Jodie's eyes got big, clean, waxless lips peeling into a big, honest smile. "You are the best Aunt Cree!"

Jodie rushed up the front porch steps, skipping two at a time, tucking the BLASTO away under her arm. She set a had on her head, ruffled her hair and smiled. "Don't you forget it."


"So, are you just gonna sit there and watch me work all day? Or are you going to talk?"

Numbuh 7 blinked. "I… wasn't aware you welcomed distractions."

"I welcome company," Jodie tilted her head to the nearest chair which- she was pretty sure- was the desk chair. "Sit," Admittedly, she hadn't cleaned her room in the treehouse in awhile. She wasn't sure what was a seat and what was a heap of metal hidden away under trash and blankets. Numbuh 7 quirked an eyebrow, but found himself a seat not at what she thought had been the desk chair, but atop the desk itself next to her workshop station. She nodded again to the helmet. Put it on, for your safety. He waved a hand.

"Can you talk and work at the same time?"

"Dunno', worst case scenario I chop a limb off and Numbuh 488's gotta work his magic on my mutilated body, right?"

Numbuh 7's nose twitched the slightest, but his lips kept their straight, ambiguous lines- telltale sign of amusement, in him. "Not funny."

"Who says I was joking?" Jodie paused for a moment, then reached up to slip the helmet from her head. "Never seen you so scared, Ace. What's boggling around in that huge head of yours?"

"Scared?" His nose wrinkled. She'd insulted him.

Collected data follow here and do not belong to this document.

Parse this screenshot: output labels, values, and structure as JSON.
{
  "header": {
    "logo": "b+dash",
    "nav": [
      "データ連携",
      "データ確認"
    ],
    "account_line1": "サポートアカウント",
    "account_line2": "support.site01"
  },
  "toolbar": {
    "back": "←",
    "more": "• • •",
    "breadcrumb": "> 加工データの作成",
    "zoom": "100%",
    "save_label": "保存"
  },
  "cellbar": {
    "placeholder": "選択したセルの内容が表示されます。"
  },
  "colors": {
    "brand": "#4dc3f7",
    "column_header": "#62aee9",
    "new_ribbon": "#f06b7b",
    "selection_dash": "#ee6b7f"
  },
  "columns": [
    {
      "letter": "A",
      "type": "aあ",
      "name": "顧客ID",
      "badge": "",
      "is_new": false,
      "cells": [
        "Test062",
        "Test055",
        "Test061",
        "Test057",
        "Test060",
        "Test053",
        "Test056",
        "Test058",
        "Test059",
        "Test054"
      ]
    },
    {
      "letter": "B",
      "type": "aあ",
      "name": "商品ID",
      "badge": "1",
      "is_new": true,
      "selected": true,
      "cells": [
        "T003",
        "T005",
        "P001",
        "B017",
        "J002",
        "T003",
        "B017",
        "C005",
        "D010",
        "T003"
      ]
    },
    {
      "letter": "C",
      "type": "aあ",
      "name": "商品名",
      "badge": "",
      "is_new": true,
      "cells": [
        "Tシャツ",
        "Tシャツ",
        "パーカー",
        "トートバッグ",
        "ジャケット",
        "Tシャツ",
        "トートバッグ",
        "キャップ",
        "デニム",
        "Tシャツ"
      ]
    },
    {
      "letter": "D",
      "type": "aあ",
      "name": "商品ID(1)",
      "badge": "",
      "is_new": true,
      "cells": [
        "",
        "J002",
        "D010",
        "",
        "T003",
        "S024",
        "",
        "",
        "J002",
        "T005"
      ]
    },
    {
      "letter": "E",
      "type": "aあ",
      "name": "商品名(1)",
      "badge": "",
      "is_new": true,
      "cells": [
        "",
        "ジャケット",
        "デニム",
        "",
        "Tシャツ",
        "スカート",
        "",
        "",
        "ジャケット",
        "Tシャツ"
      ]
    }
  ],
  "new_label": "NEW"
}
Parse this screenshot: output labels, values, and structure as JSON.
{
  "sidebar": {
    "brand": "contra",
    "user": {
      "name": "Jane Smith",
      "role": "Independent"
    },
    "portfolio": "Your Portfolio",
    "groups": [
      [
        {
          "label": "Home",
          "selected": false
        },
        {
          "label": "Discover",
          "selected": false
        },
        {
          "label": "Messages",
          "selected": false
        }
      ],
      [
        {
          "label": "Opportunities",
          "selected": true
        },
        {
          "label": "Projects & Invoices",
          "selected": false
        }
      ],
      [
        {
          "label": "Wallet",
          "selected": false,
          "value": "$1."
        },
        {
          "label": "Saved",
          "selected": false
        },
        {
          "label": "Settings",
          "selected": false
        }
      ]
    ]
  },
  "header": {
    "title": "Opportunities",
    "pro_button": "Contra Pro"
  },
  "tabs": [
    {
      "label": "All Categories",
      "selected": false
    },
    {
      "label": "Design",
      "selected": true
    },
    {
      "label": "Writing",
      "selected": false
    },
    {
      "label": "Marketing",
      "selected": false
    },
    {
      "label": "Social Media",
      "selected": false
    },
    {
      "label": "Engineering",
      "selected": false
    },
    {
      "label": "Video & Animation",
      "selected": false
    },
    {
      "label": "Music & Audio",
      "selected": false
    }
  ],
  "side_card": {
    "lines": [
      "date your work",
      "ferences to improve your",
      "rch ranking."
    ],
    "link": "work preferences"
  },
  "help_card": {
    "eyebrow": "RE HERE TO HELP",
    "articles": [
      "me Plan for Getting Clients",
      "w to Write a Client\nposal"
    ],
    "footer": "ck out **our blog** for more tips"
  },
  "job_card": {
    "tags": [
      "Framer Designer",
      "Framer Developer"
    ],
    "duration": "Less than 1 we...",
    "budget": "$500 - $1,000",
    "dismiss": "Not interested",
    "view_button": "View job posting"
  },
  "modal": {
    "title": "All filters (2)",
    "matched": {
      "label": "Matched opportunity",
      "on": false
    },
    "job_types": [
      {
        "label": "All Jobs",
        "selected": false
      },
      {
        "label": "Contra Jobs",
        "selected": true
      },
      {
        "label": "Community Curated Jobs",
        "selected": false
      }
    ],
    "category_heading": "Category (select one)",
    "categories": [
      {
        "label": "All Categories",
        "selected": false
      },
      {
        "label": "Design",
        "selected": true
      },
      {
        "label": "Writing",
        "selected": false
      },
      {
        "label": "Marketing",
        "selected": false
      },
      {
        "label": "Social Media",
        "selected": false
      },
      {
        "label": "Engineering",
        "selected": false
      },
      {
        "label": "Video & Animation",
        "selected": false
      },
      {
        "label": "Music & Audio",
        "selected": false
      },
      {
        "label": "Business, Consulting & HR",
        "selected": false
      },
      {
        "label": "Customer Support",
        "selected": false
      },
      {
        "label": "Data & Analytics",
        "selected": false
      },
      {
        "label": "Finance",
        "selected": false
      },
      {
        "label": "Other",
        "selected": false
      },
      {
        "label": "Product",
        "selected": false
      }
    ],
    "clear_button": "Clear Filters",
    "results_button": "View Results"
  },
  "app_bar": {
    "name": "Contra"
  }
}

Jodie smiled. "It's not like you to keep watch at my door like some kinda' bloodhound." Numbuh 7 was much like his dad, from what she'd heard from Numbuh 21. He was to-the-point, fearless, unapologetic, all of what Numbuh 21's mom called Numbuh 274's worst traits . The kid was as prim and proper as one of the delightfuls, save for the earth-shattering ego. He asked for nothing, let alone attention- it was a given if he walked into a room. She nearly rolled her eyes. She knew their little Tim-Tim, though, and the twitch of his thumbs in his lap told her there was something amiss in his perfect world. Usually…

She glanced around. "Is this about Numbuh 21?"

His hands ceased. "No."

"Then…?"

"I'm just checking on you."

She reached for a towel, wiped her hands clean of grease, smile itching across her face. Ah, one of Tim-Tim's more favorable traits- brotherly devotion. It was endearing when it wasn't clocking you over the head unexpectedly- unwarranted. "Checking on me? What have I done to make the great bloodson worry?"

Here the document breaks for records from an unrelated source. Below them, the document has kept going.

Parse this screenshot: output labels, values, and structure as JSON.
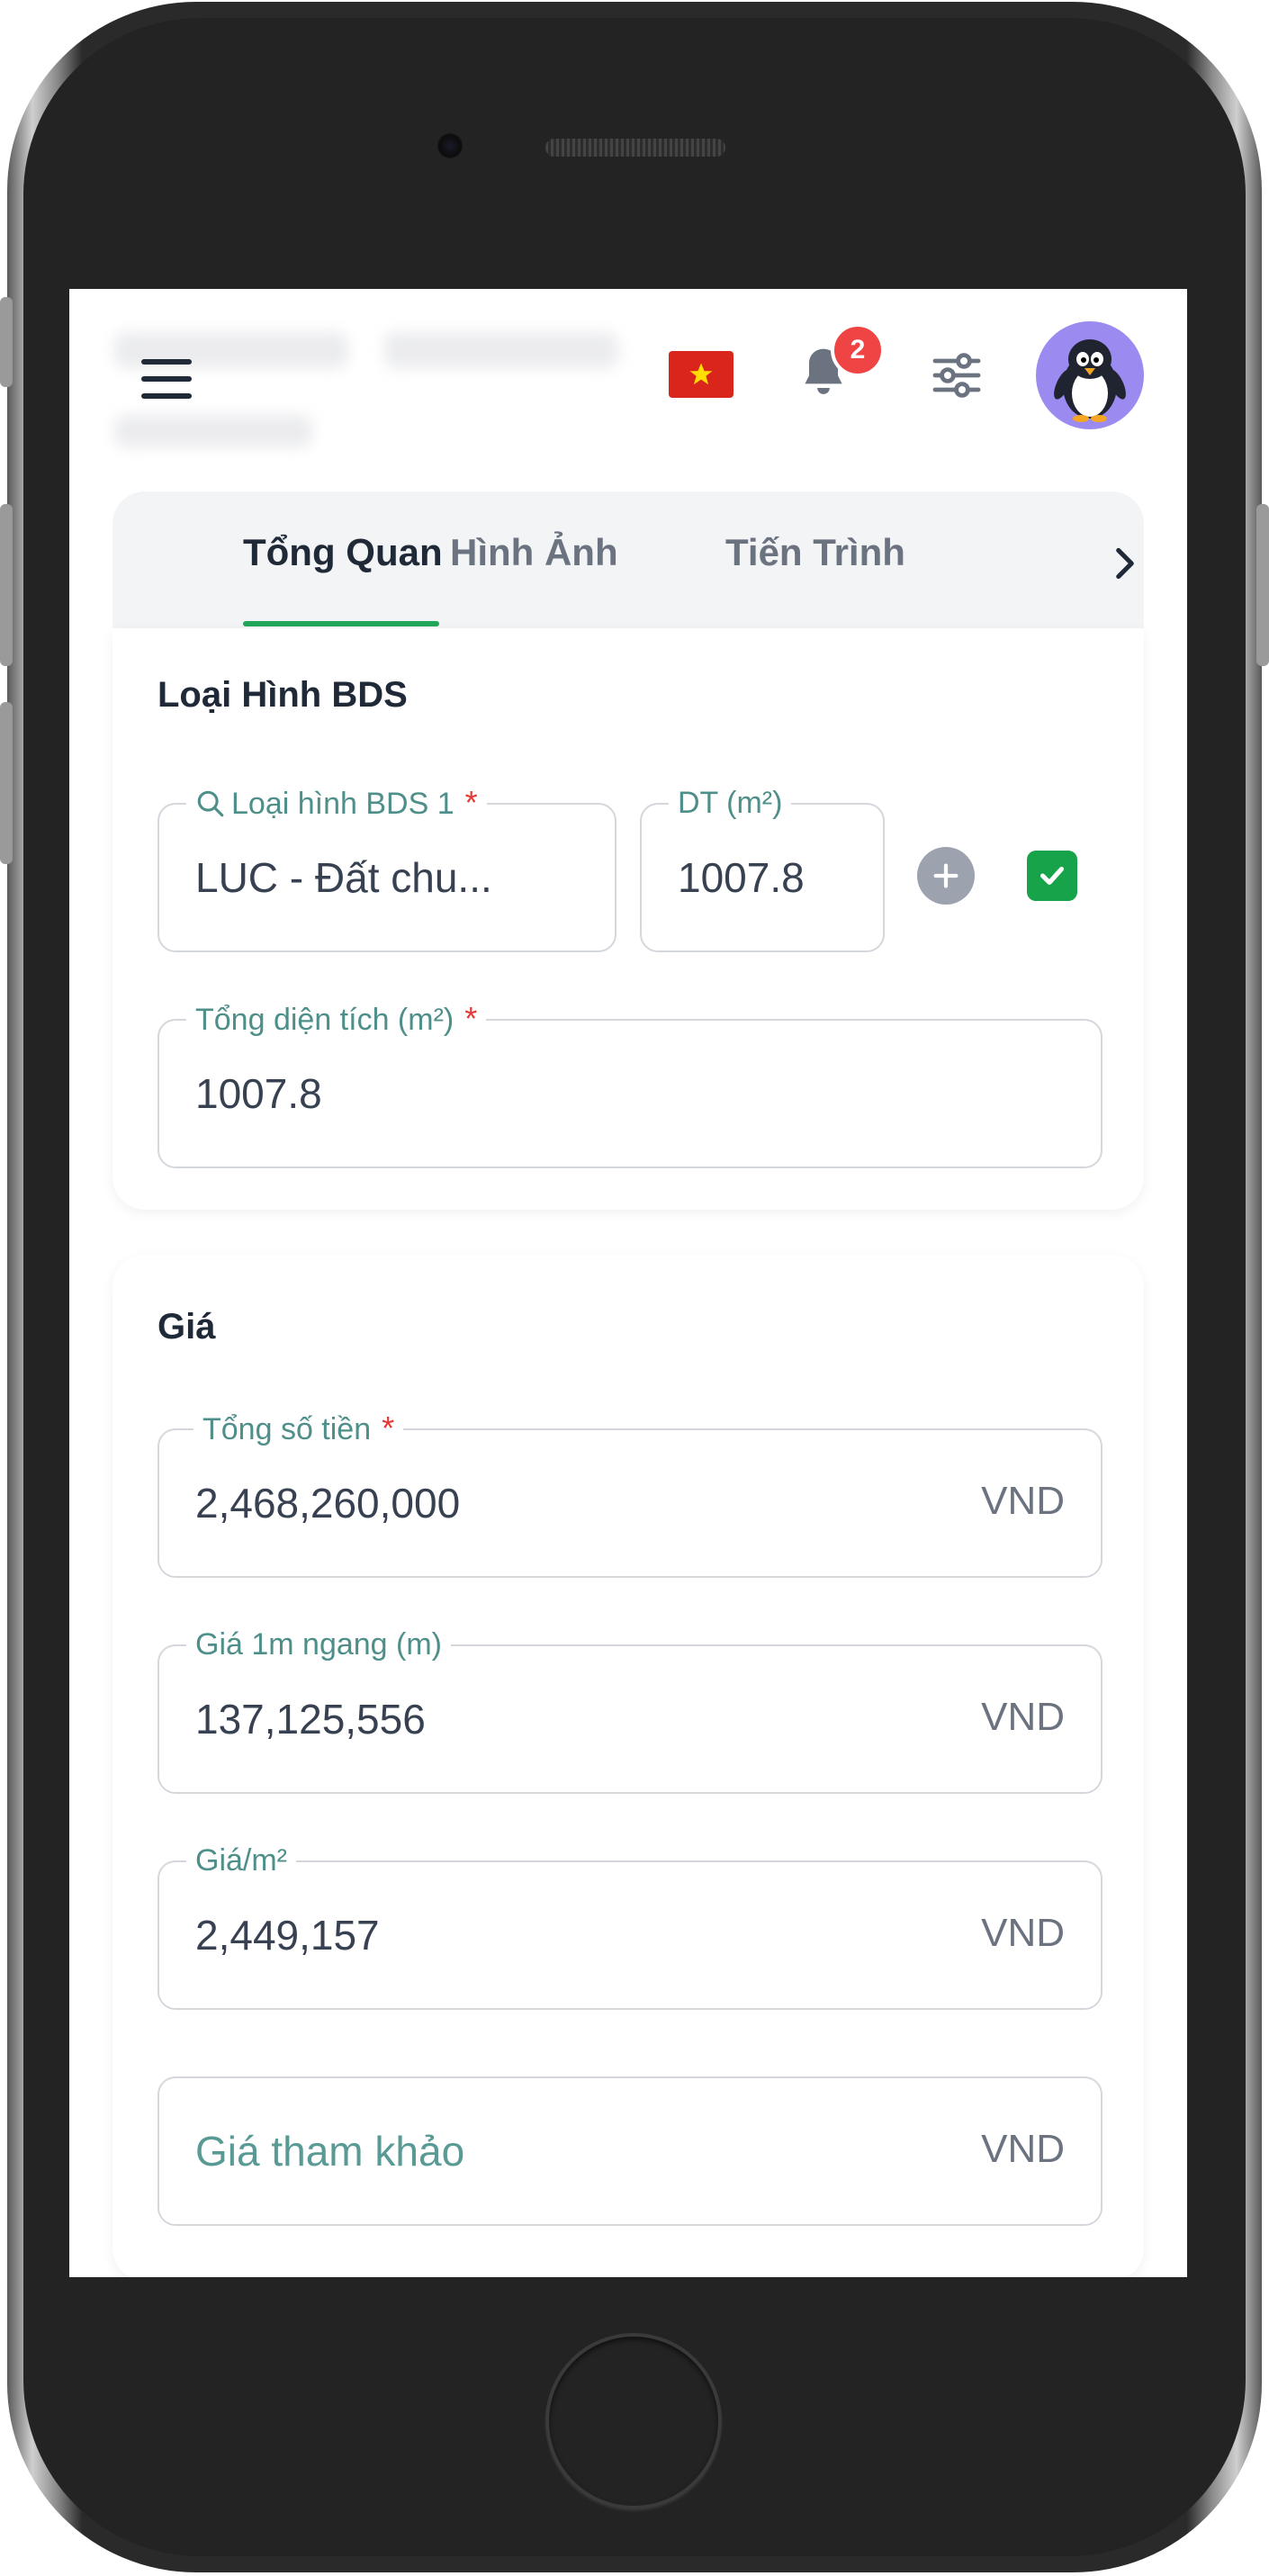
{
  "header": {
    "notification_count": "2",
    "flag": "vn-flag",
    "avatar": "penguin-avatar"
  },
  "tabs": [
    {
      "label": "Tổng Quan",
      "active": true
    },
    {
      "label": "Hình Ảnh",
      "active": false
    },
    {
      "label": "Tiến Trình",
      "active": false
    }
  ],
  "property_type": {
    "section_title": "Loại Hình BDS",
    "type_label": "Loại hình BDS 1",
    "type_value": "LUC - Đất chu...",
    "area_label": "DT (m²)",
    "area_value": "1007.8",
    "total_area_label": "Tổng diện tích (m²)",
    "total_area_value": "1007.8"
  },
  "price": {
    "section_title": "Giá",
    "total_label": "Tổng số tiền",
    "total_value": "2,468,260,000",
    "per_meter_width_label": "Giá 1m ngang (m)",
    "per_meter_width_value": "137,125,556",
    "per_m2_label": "Giá/m²",
    "per_m2_value": "2,449,157",
    "reference_placeholder": "Giá tham khảo",
    "currency": "VND"
  },
  "colors": {
    "accent": "#22a75a",
    "label": "#4f8f8a",
    "required": "#e53935",
    "badge": "#ef4444"
  }
}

"Jodie," Numbuh 7 set a hand at her shoulder, squeezed once. "We're all worried about you. I know that Numbuh 1212 is still missing, and I know you-"

She waved him off, crossed the room to her bed, took one, two running steps at it and bounced off her back. He watched her with thinner lips, eyes that flitted between her face and her hands, busy pressing against her mattress. "Don't even worry about it. He's the furthest thing from my mind, right now." Her fingers tangled in the sheets.

"If you say so…"

"I do! So, tell Claire to stop worrying her pretty little head over me, annnd make sure to tell her to never send a soldier to do a squire's work." Numbuh 7 tensed; he'd been caught. But they both knew that he'd have never pried if he hadn't been egged on. He kept to the shadows like the right hand he was, left pick-me-ups and affirmations, never stuck his nose directly into the pile- which was why he'd been nervous, of course. She'd known that from the start. He wasn't used to being a shoulder to cry on, he was used to being the hand that tucked the sheets to her hypothetical chin when she'd gone and worked herself to exhaustion. "Tell our girl I'm fine. I'll get through it."

Small smile, amusement again. A tilt of his chin as his body inched to the door. "If you're sure."

"Without a doubt."

And maybe he didn't believe her, she could see that narrow in his eyes, the set of his jaw, but it didn't matter. What mattered was that he listened. "You're not alone, Jodie."

"Never am," she smiled. "Never will be."